The case itself is a challenge to Washington D.C.'s draconian gun control law, which can best be described as a raging failure. Congresspersons, high-level government functionaries, Supreme Court Justices, and ranking media figures do not get held up or murdered an awful lot. Ordinary people in D.C., however, have good reason to fear.
The D.C. law is being challenged as unconstitutional. If the Supremes find it so, we are told, we can all rush out and buy MP-5s. If they find for the District of Columbia, we are warned that assorted jackbooted thugs will immediately begin kicking in doors, frightening old people into heart attacks, stomping on kittens and puppies, and taking every gun they can lay their hands on, legal or not.
Except, that we are talking about THE LAW here, and nothing about THE LAW is ever clear, simple, and unambiguous. However it finds, the Supreme Court will then have to delineate some kind of guidelines on how far the individual's right extends, and on how far the government may go in enforcing controls on guns.

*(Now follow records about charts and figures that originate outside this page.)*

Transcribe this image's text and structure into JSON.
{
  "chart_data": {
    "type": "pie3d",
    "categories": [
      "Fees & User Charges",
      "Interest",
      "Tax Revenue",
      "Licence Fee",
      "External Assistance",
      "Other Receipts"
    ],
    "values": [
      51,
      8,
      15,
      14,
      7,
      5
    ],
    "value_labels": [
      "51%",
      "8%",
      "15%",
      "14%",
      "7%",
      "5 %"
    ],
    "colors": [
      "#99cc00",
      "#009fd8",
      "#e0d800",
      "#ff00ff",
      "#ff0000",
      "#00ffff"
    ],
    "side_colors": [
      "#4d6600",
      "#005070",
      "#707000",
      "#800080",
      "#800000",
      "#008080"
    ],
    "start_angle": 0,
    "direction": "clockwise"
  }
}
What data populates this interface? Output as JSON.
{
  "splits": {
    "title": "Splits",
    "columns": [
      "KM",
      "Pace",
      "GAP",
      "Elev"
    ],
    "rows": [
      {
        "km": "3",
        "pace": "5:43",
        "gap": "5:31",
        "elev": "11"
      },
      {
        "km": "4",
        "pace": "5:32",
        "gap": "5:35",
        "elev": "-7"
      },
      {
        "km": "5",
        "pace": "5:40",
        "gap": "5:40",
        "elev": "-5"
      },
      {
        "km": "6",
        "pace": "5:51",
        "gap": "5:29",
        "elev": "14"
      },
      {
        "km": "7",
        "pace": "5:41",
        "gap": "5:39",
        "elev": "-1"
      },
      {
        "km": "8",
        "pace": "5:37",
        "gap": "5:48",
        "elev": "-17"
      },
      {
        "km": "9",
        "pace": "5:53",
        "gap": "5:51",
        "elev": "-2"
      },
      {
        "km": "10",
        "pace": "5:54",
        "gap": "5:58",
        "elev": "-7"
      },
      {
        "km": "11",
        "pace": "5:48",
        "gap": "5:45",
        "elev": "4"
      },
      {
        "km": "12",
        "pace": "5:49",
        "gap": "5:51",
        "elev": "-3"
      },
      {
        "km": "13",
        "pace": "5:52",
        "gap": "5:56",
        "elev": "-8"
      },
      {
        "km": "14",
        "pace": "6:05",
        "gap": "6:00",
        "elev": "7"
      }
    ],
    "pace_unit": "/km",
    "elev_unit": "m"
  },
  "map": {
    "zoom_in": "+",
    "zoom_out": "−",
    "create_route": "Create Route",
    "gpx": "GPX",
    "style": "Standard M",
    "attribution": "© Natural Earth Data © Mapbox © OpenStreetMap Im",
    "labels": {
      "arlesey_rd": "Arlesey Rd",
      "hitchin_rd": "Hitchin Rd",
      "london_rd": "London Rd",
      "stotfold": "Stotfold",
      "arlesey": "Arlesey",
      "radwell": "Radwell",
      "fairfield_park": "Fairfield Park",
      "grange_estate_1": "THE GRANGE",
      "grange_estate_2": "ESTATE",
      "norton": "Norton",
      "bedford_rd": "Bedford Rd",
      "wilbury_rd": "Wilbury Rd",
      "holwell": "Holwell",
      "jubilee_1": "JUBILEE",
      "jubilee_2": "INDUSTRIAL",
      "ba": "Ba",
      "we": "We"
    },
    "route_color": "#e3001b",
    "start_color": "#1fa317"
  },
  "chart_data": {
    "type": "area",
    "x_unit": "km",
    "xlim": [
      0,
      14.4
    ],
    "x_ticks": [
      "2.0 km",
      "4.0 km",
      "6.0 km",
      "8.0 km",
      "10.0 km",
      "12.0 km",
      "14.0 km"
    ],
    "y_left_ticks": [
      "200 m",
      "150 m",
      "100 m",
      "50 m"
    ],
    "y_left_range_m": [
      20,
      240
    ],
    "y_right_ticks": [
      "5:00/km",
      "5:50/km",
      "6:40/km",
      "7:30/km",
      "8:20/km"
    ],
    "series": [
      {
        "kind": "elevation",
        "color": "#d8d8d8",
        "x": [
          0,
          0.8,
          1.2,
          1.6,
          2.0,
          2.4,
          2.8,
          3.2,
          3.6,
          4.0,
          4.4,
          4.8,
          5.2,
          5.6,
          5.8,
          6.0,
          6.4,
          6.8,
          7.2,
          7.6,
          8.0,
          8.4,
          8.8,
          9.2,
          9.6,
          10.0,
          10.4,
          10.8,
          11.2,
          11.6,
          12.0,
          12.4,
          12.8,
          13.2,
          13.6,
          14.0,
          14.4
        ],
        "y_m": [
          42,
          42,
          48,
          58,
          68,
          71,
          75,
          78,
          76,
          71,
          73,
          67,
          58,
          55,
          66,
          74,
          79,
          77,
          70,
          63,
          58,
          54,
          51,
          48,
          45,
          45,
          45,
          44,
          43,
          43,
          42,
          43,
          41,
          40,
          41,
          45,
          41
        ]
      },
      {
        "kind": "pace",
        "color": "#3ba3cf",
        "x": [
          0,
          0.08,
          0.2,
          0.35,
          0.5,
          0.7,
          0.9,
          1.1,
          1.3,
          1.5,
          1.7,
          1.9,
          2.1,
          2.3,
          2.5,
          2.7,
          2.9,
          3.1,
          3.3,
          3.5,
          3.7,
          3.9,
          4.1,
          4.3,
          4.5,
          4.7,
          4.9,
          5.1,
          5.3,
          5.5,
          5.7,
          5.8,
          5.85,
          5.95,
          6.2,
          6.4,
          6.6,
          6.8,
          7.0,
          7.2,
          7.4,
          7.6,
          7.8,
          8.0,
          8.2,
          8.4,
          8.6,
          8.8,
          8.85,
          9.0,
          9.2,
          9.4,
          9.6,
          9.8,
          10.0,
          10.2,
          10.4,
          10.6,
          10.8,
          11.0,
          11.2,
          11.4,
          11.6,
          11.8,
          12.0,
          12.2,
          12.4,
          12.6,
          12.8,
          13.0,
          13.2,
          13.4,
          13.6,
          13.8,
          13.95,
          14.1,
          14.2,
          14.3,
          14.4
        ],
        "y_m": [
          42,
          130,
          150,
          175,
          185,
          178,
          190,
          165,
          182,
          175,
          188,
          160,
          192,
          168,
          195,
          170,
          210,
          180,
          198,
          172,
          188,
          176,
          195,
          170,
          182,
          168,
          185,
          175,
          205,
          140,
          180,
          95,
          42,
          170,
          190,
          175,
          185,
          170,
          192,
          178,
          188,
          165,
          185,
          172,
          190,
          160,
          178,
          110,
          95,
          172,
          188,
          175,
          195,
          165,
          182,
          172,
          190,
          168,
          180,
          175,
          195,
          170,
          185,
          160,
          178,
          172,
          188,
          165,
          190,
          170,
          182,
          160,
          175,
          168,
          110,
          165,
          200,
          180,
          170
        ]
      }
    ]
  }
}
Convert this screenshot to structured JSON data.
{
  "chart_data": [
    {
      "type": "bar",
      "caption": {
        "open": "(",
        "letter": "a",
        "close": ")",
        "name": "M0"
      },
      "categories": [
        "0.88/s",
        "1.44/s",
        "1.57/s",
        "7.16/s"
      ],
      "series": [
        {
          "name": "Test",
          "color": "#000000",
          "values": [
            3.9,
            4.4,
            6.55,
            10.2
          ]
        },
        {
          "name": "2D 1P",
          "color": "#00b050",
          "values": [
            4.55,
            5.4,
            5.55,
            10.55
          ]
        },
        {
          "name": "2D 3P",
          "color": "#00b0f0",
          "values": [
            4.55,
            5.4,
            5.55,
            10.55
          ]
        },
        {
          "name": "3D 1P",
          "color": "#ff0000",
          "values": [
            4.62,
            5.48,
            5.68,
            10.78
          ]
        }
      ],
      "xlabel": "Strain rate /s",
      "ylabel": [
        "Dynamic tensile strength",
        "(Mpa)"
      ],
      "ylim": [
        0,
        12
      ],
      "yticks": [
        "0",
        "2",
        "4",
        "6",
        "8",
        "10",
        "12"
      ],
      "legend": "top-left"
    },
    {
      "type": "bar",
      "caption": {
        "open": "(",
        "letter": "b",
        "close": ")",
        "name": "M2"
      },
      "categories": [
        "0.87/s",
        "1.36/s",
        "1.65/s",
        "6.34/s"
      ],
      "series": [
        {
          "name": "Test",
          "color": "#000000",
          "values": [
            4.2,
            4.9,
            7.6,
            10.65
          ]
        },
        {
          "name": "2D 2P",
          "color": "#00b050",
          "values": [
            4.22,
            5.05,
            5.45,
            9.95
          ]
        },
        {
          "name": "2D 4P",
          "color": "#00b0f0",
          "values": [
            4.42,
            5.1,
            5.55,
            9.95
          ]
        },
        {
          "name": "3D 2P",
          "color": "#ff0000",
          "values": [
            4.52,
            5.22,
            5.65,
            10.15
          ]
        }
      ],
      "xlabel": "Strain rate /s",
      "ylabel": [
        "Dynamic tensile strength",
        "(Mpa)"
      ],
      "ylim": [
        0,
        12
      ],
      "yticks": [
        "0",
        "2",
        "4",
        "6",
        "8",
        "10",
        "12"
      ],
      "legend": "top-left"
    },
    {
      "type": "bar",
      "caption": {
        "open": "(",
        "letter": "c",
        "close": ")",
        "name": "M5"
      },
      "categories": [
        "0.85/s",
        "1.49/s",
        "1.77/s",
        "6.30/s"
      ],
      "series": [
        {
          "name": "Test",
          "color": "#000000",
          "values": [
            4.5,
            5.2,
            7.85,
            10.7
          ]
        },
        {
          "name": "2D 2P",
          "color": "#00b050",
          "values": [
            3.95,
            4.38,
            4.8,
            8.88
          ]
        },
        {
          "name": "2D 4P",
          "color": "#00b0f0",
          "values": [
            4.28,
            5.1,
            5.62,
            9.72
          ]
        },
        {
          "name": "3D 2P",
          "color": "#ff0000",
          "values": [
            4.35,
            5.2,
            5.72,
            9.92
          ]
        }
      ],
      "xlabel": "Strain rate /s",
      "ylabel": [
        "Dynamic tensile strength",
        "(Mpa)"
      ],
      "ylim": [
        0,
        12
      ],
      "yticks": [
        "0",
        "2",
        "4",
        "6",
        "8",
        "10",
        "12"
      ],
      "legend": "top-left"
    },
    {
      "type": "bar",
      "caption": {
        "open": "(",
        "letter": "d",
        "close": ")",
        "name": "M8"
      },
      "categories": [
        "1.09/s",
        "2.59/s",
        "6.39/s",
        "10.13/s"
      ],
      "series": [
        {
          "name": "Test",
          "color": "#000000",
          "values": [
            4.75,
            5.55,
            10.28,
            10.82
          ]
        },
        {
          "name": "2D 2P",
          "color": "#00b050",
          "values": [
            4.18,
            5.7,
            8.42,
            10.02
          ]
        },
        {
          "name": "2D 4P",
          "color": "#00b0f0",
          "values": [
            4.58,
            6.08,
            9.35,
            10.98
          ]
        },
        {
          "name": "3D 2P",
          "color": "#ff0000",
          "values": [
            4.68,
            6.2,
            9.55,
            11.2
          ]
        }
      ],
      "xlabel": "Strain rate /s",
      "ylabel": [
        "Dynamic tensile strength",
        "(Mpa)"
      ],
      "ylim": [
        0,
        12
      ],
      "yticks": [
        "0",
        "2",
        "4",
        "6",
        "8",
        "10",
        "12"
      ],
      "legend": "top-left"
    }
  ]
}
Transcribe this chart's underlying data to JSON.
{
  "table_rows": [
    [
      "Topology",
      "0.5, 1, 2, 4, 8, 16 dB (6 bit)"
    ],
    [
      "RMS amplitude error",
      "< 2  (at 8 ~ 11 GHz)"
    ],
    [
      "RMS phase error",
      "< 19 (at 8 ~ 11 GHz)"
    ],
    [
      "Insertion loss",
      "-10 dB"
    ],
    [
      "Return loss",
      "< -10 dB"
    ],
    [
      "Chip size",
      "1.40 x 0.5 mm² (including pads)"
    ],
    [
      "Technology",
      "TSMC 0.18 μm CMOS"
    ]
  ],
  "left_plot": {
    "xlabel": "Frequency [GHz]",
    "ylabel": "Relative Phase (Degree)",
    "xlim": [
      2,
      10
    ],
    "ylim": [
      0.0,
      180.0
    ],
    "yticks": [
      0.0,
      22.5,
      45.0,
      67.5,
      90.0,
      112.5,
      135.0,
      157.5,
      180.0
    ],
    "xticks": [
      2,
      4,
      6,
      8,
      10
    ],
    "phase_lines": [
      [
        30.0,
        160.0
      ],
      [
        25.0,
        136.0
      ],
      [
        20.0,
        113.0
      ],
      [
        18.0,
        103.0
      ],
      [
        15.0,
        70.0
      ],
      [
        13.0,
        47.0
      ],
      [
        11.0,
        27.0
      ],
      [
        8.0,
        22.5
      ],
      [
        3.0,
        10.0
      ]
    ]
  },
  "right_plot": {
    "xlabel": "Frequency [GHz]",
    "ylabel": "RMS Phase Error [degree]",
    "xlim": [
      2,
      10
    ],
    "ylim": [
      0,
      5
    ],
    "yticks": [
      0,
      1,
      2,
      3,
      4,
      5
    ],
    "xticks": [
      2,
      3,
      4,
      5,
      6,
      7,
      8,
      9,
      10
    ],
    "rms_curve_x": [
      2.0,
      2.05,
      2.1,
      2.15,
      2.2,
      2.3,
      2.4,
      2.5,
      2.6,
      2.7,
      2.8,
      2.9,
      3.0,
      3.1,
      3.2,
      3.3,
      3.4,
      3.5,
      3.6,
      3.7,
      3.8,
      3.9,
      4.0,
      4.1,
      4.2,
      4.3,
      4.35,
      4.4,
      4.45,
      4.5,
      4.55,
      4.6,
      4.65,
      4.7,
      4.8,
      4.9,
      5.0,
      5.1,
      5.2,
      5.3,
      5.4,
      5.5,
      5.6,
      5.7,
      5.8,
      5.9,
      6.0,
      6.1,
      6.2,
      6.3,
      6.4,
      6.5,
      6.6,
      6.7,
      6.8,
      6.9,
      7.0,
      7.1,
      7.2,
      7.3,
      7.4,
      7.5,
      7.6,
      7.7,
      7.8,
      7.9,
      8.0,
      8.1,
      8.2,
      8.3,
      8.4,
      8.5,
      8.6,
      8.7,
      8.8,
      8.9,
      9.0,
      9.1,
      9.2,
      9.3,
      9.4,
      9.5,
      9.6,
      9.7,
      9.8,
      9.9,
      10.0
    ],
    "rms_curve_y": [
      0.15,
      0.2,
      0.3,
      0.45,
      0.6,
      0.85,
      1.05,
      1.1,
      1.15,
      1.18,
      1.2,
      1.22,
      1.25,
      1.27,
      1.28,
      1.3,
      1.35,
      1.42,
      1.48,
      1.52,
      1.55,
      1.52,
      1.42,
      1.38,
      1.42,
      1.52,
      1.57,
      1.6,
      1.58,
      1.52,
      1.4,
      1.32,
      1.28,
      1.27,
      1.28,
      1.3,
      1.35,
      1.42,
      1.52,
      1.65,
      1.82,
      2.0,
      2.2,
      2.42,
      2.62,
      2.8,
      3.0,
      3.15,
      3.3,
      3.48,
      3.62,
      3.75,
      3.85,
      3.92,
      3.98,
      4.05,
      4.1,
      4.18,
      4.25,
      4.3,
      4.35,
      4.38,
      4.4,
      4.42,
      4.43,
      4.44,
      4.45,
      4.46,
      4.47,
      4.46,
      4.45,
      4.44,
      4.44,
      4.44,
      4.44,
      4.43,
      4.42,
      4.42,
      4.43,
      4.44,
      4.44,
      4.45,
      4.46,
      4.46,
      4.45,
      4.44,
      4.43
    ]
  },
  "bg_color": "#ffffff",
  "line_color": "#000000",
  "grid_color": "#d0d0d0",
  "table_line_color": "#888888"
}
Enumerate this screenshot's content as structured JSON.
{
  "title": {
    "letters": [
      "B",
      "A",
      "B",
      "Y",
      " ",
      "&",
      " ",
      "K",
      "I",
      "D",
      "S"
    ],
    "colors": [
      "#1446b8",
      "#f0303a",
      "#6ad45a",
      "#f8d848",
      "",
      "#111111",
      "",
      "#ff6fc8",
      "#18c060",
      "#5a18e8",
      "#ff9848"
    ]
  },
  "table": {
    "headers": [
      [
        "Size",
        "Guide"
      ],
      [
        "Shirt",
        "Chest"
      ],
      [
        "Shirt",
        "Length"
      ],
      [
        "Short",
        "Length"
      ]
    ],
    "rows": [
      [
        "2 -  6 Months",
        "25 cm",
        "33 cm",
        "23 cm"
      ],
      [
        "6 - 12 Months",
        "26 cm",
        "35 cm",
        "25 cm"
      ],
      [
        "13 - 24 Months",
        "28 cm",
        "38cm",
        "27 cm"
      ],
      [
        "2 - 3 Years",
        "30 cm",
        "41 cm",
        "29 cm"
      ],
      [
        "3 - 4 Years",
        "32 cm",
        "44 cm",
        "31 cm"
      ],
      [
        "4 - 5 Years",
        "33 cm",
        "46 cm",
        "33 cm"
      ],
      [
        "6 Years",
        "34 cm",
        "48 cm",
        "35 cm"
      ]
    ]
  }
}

This is where the real nut-cutting will take place.
If our side wins (whatever a "win" is), that does not mean we can assume that the long nightmare is over. Sarah Brady, et al, will never quit and never go away.
But if the DC law prevails, I would not rush out in the dark of night to bury my firearms. The Feds have equipment that can overfly a chunk of real estate and find a hairpin buried 50 feet deep. Or so I am told.